The landmark trial of a former Rwandan army captain charged with complicity in a genocide that left 800,000 dead has opened in Paris.
Pascal Simbikangwa, who denies all accusations against him, faces life in prison if convicted.
The trial is being closely watched in France, which has long stood accused of failing to rein in the Rwandan regime at the time of the 100-day genocide in 1994.
The 54-year-old defendant appeared in court in a wheelchair after a 1986 car accident that left him a paraplegic.
Mr Simbikangwa is accused of inciting, organising and aiding massacres during the genocide, particularly by supplying arms and instructions to militia who were manning road blocks and killing Tutsi men, women and children.
"I was a captain in the Rwandan army then in the intelligence services," Mr Simbikangwa told the court in a brief opening statement.
After his arrest on the French Indian Ocean island of Mayotte in 2008, France refused to extradite him to Rwanda, as it has done in previous cases.
It decided to try him under laws that allow French courts to consider cases of genocide, crimes against humanity and war crimes committed in other countries.
The trial is expected to last six to eight weeks.
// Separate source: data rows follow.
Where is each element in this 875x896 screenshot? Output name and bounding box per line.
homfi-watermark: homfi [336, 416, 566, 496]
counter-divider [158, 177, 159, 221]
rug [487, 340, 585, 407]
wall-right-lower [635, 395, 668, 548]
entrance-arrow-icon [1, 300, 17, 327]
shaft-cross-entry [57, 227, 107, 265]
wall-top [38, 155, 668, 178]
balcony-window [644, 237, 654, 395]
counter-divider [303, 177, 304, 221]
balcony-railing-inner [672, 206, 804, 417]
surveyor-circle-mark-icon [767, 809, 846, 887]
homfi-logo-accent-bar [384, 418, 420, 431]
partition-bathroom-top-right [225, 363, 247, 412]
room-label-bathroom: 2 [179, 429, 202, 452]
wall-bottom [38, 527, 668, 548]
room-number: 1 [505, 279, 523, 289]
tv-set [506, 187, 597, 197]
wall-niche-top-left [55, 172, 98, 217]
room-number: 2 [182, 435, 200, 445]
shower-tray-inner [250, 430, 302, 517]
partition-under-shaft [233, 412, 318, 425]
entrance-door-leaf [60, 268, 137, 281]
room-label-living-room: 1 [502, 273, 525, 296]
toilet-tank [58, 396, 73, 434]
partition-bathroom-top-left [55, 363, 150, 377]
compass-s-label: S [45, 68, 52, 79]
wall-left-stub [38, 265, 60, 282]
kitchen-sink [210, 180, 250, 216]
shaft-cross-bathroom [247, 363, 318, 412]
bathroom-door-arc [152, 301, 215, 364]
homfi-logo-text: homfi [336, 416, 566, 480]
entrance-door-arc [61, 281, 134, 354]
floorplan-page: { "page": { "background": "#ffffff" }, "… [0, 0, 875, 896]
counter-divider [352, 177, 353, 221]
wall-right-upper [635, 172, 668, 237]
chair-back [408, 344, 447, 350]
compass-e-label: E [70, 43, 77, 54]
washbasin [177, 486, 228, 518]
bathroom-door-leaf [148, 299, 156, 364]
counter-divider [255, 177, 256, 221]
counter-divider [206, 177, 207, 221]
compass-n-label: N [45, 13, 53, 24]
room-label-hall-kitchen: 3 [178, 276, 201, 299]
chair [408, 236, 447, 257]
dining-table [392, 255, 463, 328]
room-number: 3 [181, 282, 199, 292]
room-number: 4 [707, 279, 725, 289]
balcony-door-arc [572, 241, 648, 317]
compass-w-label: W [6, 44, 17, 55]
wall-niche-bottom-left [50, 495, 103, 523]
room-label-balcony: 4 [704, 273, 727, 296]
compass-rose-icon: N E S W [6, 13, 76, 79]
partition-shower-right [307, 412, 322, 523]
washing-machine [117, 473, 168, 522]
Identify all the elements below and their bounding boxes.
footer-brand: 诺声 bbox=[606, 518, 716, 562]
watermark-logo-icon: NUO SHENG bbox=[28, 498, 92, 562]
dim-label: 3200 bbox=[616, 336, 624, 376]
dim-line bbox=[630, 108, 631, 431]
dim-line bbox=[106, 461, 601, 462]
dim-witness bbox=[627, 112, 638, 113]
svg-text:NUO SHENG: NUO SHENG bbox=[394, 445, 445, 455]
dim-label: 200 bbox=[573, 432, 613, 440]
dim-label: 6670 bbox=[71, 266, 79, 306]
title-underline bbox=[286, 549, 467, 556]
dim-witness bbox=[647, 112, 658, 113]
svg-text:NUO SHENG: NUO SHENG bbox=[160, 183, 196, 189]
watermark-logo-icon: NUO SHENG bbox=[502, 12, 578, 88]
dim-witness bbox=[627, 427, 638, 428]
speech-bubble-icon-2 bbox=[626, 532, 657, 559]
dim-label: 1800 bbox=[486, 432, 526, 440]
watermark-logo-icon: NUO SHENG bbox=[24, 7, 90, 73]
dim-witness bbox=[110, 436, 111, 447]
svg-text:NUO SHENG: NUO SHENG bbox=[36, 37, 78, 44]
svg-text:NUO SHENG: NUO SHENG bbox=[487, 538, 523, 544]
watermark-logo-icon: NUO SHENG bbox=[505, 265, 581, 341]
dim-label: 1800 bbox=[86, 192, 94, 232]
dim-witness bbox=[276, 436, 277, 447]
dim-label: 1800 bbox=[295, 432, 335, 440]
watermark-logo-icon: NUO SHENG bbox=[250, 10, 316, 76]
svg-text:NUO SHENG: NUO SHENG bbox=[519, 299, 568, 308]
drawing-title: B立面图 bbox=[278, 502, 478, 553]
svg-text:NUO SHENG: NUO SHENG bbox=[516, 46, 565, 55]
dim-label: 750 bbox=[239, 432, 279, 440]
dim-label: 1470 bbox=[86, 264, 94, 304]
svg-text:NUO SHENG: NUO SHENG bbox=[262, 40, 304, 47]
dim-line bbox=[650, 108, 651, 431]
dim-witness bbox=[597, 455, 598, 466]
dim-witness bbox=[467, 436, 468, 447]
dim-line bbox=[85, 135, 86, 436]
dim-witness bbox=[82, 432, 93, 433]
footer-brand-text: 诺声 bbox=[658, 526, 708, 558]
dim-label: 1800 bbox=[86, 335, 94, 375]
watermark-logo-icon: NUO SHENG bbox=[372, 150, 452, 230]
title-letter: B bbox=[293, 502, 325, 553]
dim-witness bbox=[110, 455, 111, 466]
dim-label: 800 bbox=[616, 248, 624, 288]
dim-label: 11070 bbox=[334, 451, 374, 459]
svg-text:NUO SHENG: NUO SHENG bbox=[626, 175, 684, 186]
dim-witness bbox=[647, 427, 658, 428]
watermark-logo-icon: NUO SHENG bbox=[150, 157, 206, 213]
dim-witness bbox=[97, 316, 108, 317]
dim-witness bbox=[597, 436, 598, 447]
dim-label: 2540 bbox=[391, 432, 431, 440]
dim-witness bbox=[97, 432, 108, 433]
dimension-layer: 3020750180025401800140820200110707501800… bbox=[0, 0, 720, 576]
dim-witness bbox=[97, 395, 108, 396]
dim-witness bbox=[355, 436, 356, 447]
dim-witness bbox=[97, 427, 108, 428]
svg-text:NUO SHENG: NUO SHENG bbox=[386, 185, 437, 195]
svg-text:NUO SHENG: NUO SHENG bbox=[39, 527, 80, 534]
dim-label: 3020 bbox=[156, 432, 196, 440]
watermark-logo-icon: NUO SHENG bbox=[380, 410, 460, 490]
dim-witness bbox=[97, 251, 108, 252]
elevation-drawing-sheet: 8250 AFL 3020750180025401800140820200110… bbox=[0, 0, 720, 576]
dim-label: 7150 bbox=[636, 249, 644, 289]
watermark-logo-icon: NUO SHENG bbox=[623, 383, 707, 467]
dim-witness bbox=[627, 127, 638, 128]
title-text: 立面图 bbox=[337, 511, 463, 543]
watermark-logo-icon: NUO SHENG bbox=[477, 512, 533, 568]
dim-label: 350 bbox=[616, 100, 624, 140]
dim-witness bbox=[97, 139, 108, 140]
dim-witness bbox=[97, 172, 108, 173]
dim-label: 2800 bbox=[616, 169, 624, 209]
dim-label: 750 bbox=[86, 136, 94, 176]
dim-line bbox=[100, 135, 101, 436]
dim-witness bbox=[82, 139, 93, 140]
In a rare case for France, the trial will be filmed and recordings will be available once the case is concluded.
Mr Simbikangwa acknowledges being close to the regime of Hutu president Juvenal Habyarimana, whose assassination in April 1994 unleashed the genocide, in which most of the victims were members of the minority Tutsi community.
But he denies participating in or organising massacres.
He was initially charged with genocide and crimes against humanity, but the charges were downgraded to complicity.
His lawyers have attacked the prosecution's case as being based purely on unchallenged witness accounts.